1.
Spring Shall Surely Come — a song by James Cheseldine
From the Community
As you might have picked up in my most recent posts, springtime in England is something of a phenomenon. A long-awaited season that never quite arrives as you expect it to and often masquerades as winter. It shows its true beautiful self for only a moment before we’re all plunged mercilessly into high summer, never knowing what to do with our wardrobe or the lack of air-conditioning everywhere.
As such it’s a subject of great interest for many songwriters, artists, and poets alike…
Please enjoy the album in its entirety, written by one of my oldest and dearest friends.
A short note about the cover:
Looking back to 2014 when James released this album, I only just realise how fitting is the theme of spring. It was the first project that launched my career of nearly nine years as a designer and brand strategist. As far as I could tell I was *just* making a painting for a friend to put on an album, and I had no idea what seeds I was planting.
Enjoy the painting too, and may you plant seeds of many possibilities this spring season 🌾
2.
Very Early Spring — by Katherine Mansfield
From the Internet
Very Early Spring
The fields are snowbound no longer;
There are little blue lakes and flags of tenderest green.
The snow has been caught up into the sky –
So many white clouds – and the blue of the sky is cold.
Now the sun walks in the forest,
He touches the bows and stems with his golden fingers;
They shiver, and wake from slumber.
Over the barren branches he shakes his yellow curls.
Yet is the forest full of the sound of tears …
A wind dances over the fields.
Shrill and clear the sound of her waking laughter,
Yet the little blue lakes tremble
And the flags of tenderest green bend and quiver.

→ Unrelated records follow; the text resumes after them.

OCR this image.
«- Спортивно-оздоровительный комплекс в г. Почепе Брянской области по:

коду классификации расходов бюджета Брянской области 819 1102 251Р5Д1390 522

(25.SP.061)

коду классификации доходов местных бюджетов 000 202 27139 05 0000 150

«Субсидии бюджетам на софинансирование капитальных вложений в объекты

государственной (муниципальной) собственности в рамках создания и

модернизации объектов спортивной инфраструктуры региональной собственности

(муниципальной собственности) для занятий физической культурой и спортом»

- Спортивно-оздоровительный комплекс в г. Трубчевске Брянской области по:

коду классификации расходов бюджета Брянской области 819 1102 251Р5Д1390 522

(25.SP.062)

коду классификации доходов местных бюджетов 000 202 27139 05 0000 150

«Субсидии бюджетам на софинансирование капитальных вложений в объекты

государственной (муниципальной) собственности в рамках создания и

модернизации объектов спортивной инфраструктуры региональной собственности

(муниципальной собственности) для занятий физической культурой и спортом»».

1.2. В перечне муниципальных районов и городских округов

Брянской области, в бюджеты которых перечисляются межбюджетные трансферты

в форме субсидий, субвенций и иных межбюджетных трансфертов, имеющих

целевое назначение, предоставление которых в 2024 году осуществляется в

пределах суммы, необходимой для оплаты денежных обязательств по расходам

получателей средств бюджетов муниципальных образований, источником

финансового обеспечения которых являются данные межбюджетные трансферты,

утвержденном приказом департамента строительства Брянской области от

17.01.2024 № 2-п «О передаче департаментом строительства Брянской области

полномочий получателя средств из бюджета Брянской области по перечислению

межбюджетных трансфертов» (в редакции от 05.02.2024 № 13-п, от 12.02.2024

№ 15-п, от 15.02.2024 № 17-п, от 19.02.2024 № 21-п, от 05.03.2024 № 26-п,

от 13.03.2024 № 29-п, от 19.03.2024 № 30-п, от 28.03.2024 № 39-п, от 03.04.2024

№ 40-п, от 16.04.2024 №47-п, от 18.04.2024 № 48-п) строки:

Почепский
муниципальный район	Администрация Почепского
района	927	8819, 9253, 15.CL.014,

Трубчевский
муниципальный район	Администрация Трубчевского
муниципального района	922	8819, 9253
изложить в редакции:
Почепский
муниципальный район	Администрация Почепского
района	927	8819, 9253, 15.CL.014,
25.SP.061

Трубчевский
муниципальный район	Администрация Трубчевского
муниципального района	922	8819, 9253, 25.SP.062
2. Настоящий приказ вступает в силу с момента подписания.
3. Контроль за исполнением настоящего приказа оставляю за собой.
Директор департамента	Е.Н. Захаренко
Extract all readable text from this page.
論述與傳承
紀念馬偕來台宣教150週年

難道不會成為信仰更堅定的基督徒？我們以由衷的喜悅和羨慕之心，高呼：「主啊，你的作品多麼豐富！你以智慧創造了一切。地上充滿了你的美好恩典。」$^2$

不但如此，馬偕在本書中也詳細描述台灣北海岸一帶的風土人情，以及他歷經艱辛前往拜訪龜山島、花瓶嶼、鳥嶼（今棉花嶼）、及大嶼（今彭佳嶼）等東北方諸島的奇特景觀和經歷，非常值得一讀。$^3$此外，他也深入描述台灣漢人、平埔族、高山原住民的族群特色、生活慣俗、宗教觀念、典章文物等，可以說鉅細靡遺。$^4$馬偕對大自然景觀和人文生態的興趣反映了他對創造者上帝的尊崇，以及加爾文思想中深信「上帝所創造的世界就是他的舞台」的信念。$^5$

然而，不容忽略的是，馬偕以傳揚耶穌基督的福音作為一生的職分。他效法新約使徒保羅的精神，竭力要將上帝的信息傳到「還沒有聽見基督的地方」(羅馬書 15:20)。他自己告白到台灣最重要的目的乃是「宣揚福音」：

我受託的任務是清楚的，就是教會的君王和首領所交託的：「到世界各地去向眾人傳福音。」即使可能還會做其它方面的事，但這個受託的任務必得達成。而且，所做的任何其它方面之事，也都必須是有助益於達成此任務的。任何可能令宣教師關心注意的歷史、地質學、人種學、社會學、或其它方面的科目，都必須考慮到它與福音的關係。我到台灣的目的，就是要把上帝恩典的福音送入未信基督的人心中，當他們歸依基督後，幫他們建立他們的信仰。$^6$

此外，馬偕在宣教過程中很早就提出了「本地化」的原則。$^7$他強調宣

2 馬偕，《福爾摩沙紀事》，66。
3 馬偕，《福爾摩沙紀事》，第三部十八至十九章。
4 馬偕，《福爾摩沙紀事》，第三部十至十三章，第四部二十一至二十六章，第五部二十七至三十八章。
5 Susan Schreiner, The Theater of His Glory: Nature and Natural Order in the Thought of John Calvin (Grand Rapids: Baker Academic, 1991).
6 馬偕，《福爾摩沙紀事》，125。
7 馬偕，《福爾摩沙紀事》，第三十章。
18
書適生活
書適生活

-- Katherine Mansfield (1888–1923)
I wonder how someone’s captured experience of early spring in 1900 resonates so deeply today, yet it was not the same spring. It was not the same sky, nor the same fields nor forests. And yet, here we are 100 years later sharing in the same human experience.
3.
Springtime in Paris, 2009 — a photo by 17 year old me
From the Archive
“You’re going to see springtime in Paris! That’s stupendous!”
— Colin Simpson
For a lot of my teenage years, I was living with a school friend and his family. I was graciously adopted into the home as if I had always been there and always will be. Colin was as much a father to me as my own, and he had a deep commitment to education in all its forms. He encouraged me to travel, to go to university, and to engage in the arts and culture in a way that I wouldn’t have thought was available to ‘someone like me’.
Going to Paris in 2009 on an art school trip was the first time I was to go abroad, with the exception of coming to the UK from the Philippines when I was 11. I was excited but also scared. I was trying not to show it, but it was pretty transparent.
Anyway, I wrote this quote down in my journal, because it was the first time I had heard anyone verbally say ‘stupendous’ in a sentence and mean it.
Springtime in Paris - it was rather stupendous.
Like the photos from Paris. Always looking to see photos from other parts of the world.
All so good, but I especially love #3. Thanks for sharing that!